We see drapes of vines we know as Morning Glories from our gardening years in the US, growing wild on the hillside between the CFI row houses and the contract employees’ barracks. It was a surprise for us, not a plant we expected to find here on Corregidor.

Another vine grows on the slope beside the road just downhill from the Youth for Peace sign, at the southward overlook clearing. It, too, has strikingly beautiful flowers, as well as unusual feathery-looking growth enclosing its buds and remaining at the base of the opened blossoms and its fruits. If you look closely at the photo showing two opened Morning Glories, you will also see this vine on the left side with closed flower buds. Since we did not know the name for the plant, we again asked our plant-loving friend Philip Thompson for help, receiving the following information.

The vine is some species of Passion Flower (Passiflora); there are hundreds of spp. and cultivated varieties, including one, Passiflora incarnata, native to the southeastern U.S. where I grew up -- where we call them Maypops. (That one you've found may be our native American species, perhaps, like so many other plants, established here in American colonial days as an ornamental plant -- and now long escaped from cultivation.) The various flower parts are believed to symbolize the crucifixion of Christ, hence the name (3 stigmas for the Trinity; 5 stamens for the wounds; 10 petals/sepals for the 10 faithful apostles, excluding Peter -- because of his denials -- and Judas Iscariot).

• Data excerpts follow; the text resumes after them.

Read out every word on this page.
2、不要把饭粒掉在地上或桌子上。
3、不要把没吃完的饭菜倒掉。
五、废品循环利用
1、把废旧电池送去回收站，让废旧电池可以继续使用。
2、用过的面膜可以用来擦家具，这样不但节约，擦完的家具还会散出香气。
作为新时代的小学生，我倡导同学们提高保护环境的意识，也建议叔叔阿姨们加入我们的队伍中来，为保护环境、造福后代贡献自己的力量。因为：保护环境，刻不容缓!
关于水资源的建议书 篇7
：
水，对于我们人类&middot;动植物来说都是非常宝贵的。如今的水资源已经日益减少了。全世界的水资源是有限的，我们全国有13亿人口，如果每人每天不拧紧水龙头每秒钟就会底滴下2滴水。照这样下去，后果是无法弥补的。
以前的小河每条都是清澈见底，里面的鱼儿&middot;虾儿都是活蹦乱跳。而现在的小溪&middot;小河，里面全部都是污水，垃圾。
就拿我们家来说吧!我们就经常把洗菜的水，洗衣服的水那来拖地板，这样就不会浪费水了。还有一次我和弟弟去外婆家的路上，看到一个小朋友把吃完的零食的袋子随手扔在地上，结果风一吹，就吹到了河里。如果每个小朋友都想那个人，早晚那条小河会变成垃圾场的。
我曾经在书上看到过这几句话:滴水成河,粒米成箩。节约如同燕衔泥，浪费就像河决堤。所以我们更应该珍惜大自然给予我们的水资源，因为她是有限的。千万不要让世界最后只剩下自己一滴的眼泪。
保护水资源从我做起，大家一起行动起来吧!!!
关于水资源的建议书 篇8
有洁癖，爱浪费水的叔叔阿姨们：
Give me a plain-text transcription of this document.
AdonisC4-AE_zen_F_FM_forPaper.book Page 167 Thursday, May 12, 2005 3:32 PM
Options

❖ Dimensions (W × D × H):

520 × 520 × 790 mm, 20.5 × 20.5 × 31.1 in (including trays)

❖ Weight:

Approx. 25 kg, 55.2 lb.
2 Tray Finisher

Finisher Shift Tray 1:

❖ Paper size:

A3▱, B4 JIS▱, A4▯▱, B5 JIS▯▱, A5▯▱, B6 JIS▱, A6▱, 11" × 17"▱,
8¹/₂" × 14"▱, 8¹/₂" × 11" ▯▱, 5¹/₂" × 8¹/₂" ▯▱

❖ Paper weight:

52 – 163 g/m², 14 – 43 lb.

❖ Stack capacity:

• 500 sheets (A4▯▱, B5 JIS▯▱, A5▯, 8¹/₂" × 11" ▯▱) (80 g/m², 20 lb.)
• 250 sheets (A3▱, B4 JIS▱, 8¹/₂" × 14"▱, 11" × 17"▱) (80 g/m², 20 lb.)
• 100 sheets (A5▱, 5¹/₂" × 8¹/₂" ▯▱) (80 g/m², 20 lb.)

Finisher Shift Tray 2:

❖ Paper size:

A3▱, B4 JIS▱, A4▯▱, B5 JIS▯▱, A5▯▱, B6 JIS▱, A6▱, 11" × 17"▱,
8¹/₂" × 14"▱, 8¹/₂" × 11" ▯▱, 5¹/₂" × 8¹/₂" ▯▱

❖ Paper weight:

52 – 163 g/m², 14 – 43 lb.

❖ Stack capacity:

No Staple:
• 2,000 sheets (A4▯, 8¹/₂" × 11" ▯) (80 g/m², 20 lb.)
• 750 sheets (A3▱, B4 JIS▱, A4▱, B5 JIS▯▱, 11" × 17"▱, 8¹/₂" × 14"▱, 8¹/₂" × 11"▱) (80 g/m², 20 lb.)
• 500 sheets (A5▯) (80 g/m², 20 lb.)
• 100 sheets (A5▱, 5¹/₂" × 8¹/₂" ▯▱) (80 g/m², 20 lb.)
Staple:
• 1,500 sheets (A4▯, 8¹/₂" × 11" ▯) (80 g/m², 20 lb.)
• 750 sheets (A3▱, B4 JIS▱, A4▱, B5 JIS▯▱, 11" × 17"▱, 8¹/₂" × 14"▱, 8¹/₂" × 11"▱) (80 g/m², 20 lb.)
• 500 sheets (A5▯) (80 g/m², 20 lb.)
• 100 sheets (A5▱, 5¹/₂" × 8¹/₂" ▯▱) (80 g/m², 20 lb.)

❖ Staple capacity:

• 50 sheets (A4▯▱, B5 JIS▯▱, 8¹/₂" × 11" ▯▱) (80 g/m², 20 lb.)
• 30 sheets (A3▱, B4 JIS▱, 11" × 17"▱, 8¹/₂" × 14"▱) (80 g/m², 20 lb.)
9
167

Its fruit (passion fruit) is edible, and made into juice. Most spp. bear flowers in the blue to lavender to purple range, but I've seen a few tropical spp. in Central America with fire-engine-red flowers.

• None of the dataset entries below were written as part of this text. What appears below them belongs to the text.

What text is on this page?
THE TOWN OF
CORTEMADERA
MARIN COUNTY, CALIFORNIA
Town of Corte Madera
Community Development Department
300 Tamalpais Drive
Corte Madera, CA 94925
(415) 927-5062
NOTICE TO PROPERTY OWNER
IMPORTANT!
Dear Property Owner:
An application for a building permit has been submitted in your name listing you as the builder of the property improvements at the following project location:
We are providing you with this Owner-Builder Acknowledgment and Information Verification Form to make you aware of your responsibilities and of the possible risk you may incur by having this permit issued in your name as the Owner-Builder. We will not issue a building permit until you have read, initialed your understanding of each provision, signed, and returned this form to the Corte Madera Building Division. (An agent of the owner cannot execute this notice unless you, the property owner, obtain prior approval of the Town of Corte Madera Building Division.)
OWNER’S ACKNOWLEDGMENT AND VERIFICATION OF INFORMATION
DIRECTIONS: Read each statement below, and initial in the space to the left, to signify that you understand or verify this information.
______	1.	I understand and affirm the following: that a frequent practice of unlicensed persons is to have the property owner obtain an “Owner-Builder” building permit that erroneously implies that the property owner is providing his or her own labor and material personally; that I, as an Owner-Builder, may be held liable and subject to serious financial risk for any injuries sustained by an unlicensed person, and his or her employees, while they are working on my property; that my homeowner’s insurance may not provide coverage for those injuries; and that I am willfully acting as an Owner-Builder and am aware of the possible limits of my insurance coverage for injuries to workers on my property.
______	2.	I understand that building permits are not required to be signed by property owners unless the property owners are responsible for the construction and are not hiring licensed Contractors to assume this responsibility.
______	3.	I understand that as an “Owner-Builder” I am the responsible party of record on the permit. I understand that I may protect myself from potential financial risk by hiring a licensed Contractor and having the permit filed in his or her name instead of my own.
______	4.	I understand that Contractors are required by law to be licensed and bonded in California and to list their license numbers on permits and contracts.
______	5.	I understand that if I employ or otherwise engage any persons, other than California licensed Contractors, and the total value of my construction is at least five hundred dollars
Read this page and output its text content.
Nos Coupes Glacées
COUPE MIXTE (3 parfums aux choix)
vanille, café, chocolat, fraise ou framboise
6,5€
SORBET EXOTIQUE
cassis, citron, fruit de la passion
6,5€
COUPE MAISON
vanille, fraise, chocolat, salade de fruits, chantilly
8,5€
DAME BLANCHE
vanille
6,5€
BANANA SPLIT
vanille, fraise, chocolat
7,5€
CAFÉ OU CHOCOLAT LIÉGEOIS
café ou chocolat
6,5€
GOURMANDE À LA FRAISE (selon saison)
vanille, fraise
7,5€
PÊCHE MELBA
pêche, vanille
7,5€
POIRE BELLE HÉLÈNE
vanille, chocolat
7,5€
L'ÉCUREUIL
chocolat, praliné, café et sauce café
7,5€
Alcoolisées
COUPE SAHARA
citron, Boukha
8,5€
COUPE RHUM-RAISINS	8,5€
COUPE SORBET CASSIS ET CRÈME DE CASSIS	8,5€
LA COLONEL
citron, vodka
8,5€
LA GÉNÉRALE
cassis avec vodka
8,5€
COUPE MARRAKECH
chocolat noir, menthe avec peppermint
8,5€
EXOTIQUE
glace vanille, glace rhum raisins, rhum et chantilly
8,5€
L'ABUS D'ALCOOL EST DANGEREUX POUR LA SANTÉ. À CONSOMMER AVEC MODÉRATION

The Morning Glory Family (Convovulaceae) is really huge (1,000+ spp.?), and especially species-rich in the Tropics. Might be tough to identify the specific spp. native to here, which include the tasty and nutritious Swamp Cabbage or Water Spinach (Ipomoea aquatica) that Filipinos call Kangkong (which of course -- notwithstanding its English names -- is not related to either cabbage or spinach). In the U.S., the family includes some real beauties among flowers, plus of course the sweet potato (which is not related to true potatoes), as well as a few noxious, invasive weeds, including the white-flowered Field Bindweed. I used to grow three varieties of morning glories together in the same planting (Heavenly Blue, Pearly Gates, and a reddish-violet one named Scarlett O'Hara), and the mixture of flower colors looked so marvelous.

By the way, if you want to plant Morning Glory seeds, they have a hard, impenetrable black seed-coat that impedes germination; I suggest taking a fingernail file and filing a spot somewhere on the black seed-coat for a few seconds, just until a little white shows through; then they'll absorb water more easily and germinate almost instantly. Beware: if you over-fertilize Morning Glory with lots of rich nitrogen, they'll just grow like gangbusters without blooming.

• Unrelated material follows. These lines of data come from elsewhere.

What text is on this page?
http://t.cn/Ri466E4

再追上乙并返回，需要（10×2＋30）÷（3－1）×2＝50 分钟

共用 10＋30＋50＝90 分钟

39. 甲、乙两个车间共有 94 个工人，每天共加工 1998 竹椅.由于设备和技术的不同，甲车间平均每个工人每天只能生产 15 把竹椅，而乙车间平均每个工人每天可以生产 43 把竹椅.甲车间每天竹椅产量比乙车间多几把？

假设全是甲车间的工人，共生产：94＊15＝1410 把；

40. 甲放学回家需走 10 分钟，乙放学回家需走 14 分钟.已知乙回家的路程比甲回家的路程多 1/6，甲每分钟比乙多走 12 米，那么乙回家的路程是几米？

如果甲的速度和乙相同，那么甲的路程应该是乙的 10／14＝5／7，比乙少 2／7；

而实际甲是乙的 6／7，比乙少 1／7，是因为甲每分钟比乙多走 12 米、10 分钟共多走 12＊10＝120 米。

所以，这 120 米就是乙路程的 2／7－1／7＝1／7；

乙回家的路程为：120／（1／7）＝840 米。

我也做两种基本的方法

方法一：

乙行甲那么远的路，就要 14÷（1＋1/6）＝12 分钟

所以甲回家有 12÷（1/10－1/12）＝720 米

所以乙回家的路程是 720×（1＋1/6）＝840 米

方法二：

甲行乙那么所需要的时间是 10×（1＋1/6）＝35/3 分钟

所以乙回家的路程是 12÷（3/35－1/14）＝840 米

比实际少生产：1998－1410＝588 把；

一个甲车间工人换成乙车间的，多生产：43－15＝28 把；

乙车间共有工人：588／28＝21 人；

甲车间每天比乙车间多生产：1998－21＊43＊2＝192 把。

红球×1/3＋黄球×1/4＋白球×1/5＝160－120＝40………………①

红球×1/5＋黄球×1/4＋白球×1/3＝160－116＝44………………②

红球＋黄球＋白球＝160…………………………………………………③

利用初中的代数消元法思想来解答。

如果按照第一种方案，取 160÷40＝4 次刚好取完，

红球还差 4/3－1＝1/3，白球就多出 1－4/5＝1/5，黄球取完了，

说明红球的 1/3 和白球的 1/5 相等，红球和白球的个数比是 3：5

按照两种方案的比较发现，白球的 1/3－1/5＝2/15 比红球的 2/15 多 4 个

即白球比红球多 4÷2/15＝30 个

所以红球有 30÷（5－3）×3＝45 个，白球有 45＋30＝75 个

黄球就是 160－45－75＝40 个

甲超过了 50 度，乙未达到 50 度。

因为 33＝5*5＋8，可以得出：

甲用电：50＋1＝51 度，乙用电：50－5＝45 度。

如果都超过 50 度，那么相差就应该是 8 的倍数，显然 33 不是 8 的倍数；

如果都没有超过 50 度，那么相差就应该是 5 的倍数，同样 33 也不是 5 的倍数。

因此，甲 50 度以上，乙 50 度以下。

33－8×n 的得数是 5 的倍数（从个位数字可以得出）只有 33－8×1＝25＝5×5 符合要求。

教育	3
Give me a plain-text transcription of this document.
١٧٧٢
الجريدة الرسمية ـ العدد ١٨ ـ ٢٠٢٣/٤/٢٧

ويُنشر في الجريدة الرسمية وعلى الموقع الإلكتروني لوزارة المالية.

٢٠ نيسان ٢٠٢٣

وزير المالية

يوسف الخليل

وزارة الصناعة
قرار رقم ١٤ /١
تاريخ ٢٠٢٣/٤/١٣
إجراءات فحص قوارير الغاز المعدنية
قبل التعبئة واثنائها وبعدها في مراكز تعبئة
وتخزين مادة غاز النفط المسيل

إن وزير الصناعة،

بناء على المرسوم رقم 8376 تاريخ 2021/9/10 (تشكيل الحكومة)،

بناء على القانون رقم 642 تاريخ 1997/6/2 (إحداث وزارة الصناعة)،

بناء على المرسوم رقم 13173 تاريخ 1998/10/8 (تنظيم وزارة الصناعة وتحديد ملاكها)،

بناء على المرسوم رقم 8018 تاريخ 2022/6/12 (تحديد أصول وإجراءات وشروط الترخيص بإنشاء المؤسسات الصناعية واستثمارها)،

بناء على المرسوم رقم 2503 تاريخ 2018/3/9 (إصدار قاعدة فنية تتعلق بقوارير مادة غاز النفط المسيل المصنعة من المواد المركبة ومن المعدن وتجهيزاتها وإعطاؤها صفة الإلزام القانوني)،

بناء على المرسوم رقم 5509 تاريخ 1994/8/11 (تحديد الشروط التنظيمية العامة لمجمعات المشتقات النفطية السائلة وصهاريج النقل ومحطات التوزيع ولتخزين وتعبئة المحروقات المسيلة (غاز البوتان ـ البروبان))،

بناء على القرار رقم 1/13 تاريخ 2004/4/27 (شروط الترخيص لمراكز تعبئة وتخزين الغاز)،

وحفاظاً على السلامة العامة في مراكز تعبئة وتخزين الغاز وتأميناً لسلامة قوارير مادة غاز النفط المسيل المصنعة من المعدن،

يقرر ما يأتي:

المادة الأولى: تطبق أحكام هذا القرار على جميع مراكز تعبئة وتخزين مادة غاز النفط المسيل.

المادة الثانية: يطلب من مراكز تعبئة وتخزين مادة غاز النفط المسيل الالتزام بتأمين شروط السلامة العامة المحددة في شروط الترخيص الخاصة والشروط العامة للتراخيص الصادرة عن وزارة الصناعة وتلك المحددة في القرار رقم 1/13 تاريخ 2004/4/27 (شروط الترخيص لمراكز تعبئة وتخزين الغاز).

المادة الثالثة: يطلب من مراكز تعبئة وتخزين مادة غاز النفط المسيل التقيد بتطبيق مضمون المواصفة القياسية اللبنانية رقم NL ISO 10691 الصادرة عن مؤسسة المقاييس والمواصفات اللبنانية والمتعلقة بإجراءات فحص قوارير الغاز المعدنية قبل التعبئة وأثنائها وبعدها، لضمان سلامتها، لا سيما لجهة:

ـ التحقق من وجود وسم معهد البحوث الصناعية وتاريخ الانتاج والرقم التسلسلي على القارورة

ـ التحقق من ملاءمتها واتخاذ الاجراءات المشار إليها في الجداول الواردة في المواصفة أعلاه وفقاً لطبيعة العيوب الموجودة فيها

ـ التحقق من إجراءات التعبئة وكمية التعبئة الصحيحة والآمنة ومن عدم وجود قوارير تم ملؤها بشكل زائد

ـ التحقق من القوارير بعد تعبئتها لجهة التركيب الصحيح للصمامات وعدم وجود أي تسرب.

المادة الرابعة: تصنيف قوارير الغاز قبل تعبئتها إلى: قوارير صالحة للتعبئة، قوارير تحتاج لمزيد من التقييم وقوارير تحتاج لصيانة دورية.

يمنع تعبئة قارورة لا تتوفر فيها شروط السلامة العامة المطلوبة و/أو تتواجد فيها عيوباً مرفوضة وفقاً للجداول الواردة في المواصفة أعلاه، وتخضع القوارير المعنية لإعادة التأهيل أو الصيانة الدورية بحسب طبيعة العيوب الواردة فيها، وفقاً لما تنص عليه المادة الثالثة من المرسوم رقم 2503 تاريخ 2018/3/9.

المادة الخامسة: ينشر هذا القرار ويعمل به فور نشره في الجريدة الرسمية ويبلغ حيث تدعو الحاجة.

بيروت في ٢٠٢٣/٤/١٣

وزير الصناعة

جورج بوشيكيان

Once again, many thanks to Philip.

This will be our last newsletter from the Philippines for a couple of months. We fly to Detroit on Saturday, spend a few days in Michigan, and then take Amtrak to Minnesota for five or six weeks. Some time will be spent in the Twin Cities, much of it on the Iron Range. We hope to fit in a visit with friends in Brainerd. Then back to Michigan in early August, where we will spend time with our children and grandchildren, and visit friends accumulated during the 25 years we lived there. One goal is a combined visit with Everett Reamer, the last American defender to visit Corregidor (2006), and Richard Adams, the last liberator to visit (January of this year). We depart Detroit on August 18.